Fest steht für Görtemaker hingegen der Befund einer starken NS-Belastung des Bundesjustizministeriums, das in seinen Anfangsjahren in der Bonner Rosenburg beheimatet war. Dies gilt aber auch über das Ministerium hinaus: Viele NS-Staatsanwälte, die Todesurteile beantragten, und Richter, die Todesurteile fällten, seien in der jungen Bundesrepublik wieder in wichtige Positionen gelangt. Kein Richter und kein Staatsanwalt sei jemals von einem Gericht der Bundesrepublik Deutschland wegen möglicher strafbarer Handlungen, die während des „Dritten Reiches“ im Amt verübt worden waren, verurteilt worden, so Görtemaker. Eine Ausnahme bildete nur der Nürnberger Juristenprozess 1947, in dem zumindest der Versuch einer strafrechtlichen Aufarbeitung unternommen wurde. Dieser Prozess wurde allerdings von den Alliierten geführt.
In der Bundesrepublik überwogen dagegen nach 1949 die Kontinuitäten und Seilschaften: „Man schützte und förderte sich gegenseitig.“ Görtemaker nannte dafür zahlreiche Beispiele. Die Kommission will kein Blatt vor den Mund nehmen, sie wird Ross und Reiter benennen. Dass bereits einige Versuche unternommen wurden, die Akteneinsicht der Wissenschaftler zu begrenzen, ficht den renommierten Historiker nicht an. Die Kommission weiß den Apparat des BMJ hinter sich, der bisher alle Anwürfe abschmetterte. Immerhin hatte die frühere Bundesjustizministerin Leutheusser-Schnarrenberger (FDP) selbst den Auftrag zu der Untersuchung gegeben.
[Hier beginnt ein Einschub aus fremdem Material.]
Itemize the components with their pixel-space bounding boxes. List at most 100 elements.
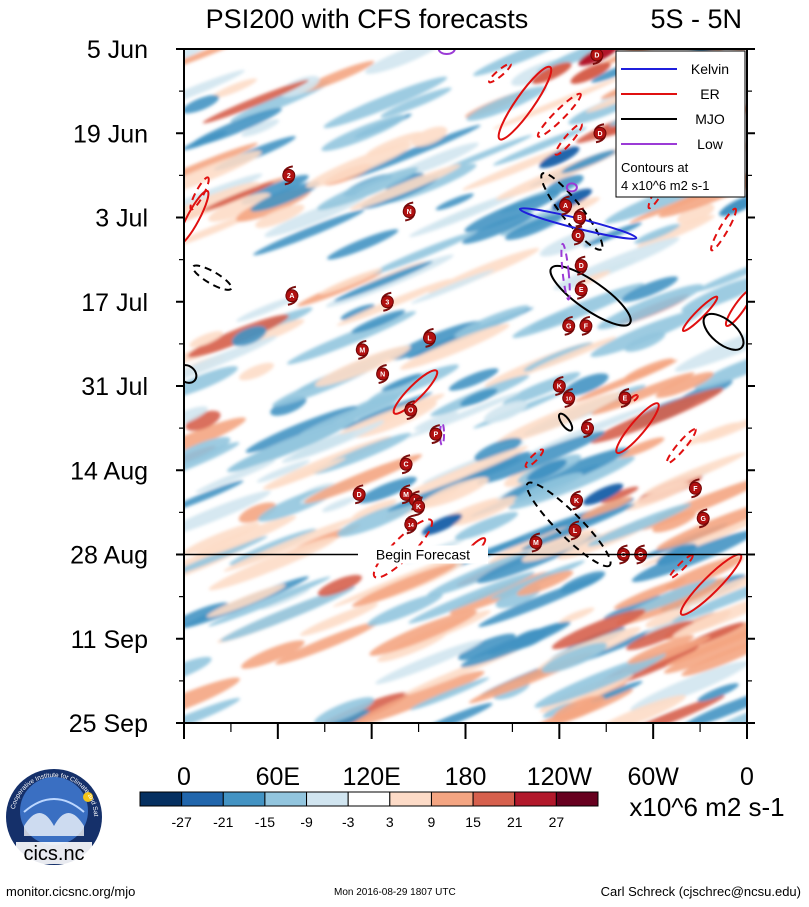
storm-marker: G — [562, 315, 576, 336]
storm-dot — [696, 511, 710, 525]
storm-marker: E — [574, 279, 588, 300]
anomaly-blob — [319, 268, 383, 295]
anomaly-blob — [492, 77, 621, 130]
storm-label: J — [586, 426, 590, 433]
mjo-contour — [184, 364, 198, 384]
logo-sun-icon — [83, 792, 93, 802]
anomaly-blob — [665, 555, 744, 591]
anomaly-blob — [559, 607, 595, 624]
storm-dot — [562, 391, 576, 405]
storm-marker: O — [571, 225, 585, 246]
begin-forecast-marker: Begin Forecast — [184, 545, 747, 564]
y-tick-label: 3 Jul — [95, 205, 148, 233]
anomaly-blob — [184, 697, 241, 723]
er-contour — [392, 369, 439, 415]
storm-dot — [402, 204, 416, 218]
storm-dot — [376, 367, 390, 381]
begin-forecast-label-background — [358, 545, 488, 564]
region-label: 5S - 5N — [650, 4, 742, 34]
er-contour — [630, 394, 639, 403]
anomaly-blob — [241, 119, 280, 137]
anomaly-blob — [473, 49, 584, 76]
anomaly-blob — [297, 60, 375, 94]
anomaly-blob — [184, 49, 208, 63]
logo-orbit-icon — [23, 798, 85, 813]
anomaly-blob — [253, 209, 365, 256]
anomaly-blob — [184, 535, 268, 579]
anomaly-blob — [627, 635, 694, 664]
anomaly-blob — [454, 511, 518, 540]
storm-dot — [429, 427, 443, 441]
storm-label: D — [594, 53, 599, 60]
anomaly-blob — [601, 486, 639, 504]
anomaly-blob — [478, 575, 603, 627]
anomaly-blob — [314, 697, 375, 723]
storm-dot — [562, 319, 576, 333]
colorbar-label: -21 — [213, 814, 233, 830]
anomaly-blob — [184, 417, 246, 460]
storm-dot — [404, 517, 418, 531]
anomaly-blob — [281, 420, 385, 463]
storm-dot — [574, 283, 588, 297]
anomaly-blob — [184, 49, 275, 75]
storm-dot — [579, 319, 593, 333]
anomaly-blob — [353, 670, 485, 723]
anomaly-blob — [202, 79, 309, 124]
x-tick-label: 120W — [527, 763, 593, 791]
anomaly-blob — [476, 430, 605, 485]
anomaly-blob — [220, 585, 356, 642]
colorbar-swatch — [139, 791, 183, 807]
anomaly-blob — [203, 181, 274, 211]
anomaly-blob — [325, 709, 370, 723]
anomaly-blob — [516, 570, 574, 596]
er-contour — [524, 448, 545, 468]
anomaly-blob — [539, 226, 607, 257]
anomaly-blob — [591, 695, 686, 723]
anomaly-blob — [643, 452, 746, 495]
storm-label: E — [623, 396, 628, 403]
storm-marker: B — [573, 207, 587, 228]
anomaly-blob — [184, 406, 208, 428]
colorbar: -27 -21 -15 -9 -3 3 9 15 21 27 — [139, 791, 599, 830]
anomaly-blob — [470, 510, 595, 561]
footer-timestamp: Mon 2016-08-29 1807 UTC — [334, 887, 456, 898]
legend-contour-note-line2: 4 x10^6 m2 s-1 — [621, 178, 709, 193]
anomaly-blob — [189, 331, 224, 348]
logo-mountain-icon — [24, 813, 84, 836]
low-contour — [437, 49, 456, 55]
anomaly-blob — [509, 628, 547, 649]
anomaly-blob — [697, 683, 739, 702]
y-tick-label: 17 Jul — [81, 289, 148, 317]
anomaly-blob — [345, 124, 481, 181]
anomaly-blob — [223, 516, 359, 572]
footer-author: Carl Schreck (cjschrec@ncsu.edu) — [600, 884, 801, 899]
colorbar-label: 27 — [549, 814, 565, 830]
anomaly-blob — [420, 477, 489, 509]
anomaly-blob — [298, 392, 406, 437]
anomaly-blob — [624, 482, 691, 511]
anomaly-blob — [613, 695, 725, 723]
anomaly-blob — [184, 436, 231, 465]
anomaly-blob — [184, 602, 229, 629]
anomaly-blob — [624, 358, 674, 380]
storm-dot — [529, 535, 543, 549]
storm-dot — [285, 289, 299, 303]
storm-dot — [688, 481, 702, 495]
storm-marker: F — [688, 478, 702, 499]
storm-label: E — [579, 287, 584, 294]
storm-marker: 3 — [380, 291, 394, 312]
storm-marker: K — [412, 496, 426, 517]
anomaly-blob — [575, 270, 611, 286]
logo-name: cics.nc — [23, 843, 84, 865]
anomaly-blob — [677, 203, 715, 224]
er-contour — [615, 402, 660, 455]
anomaly-blob — [645, 606, 691, 628]
anomaly-blob — [672, 594, 747, 638]
y-tick-label: 14 Aug — [70, 457, 148, 485]
colorbar-label: 3 — [386, 814, 394, 830]
storm-label: 3 — [385, 299, 389, 306]
storm-marker: N — [376, 363, 390, 384]
anomaly-blob — [590, 309, 703, 357]
storm-dot — [573, 211, 587, 224]
anomaly-blob — [674, 316, 747, 372]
Ein exemplarischer Fall ist Eduard Dreher, der durch seinen Kommentar zum Strafgesetzbuch in der Bundesrepublik bekannt wurde. Dreher hatte nach den Erkenntnissen der Historiker seit 1940 als Erster Staatsanwalt am Sondergericht Innsbruck auch Todesurteile zu verantworten. Bekannt sei Dreher dafür geworden, dass er selbst für Bagatelldelikte sehr harte Strafen gefordert habe. Bislang ging man von drei Todesurteilen aus. Mitglieder der Görtemaker-Kommission haben nun in Innsbruck recherchiert. Mit überraschendem Ergebnis: „Dreher war nach unseren Erkenntnissen nicht an drei, sondern an sehr viel mehr Todesurteilen beteiligt“, sagte Görtemaker.
Nach dem Krieg saß Eduard Dreher bereits 1951 wieder im Bundesjustizministerium. Er wurde hoher Ministerialbeamter und stieg in den 1960er Jahren zu einem der einflussreichsten westdeutschen Strafrechtler auf. Dreher arbeitete unter anderem auch an einem Gesetz, das die Verjährung von Beihilfestraftaten – also auch Hinrichtungen auf Befehl und im Staatsauftrag – schon nach 15 Jahren vorsah. Offiziell sprach die damalige Bundesregierung nach der Verabschiedung des Gesetzes 1968 von einer Panne, doch die Staatsanwaltschaften mussten die Ermittlungen einstellen.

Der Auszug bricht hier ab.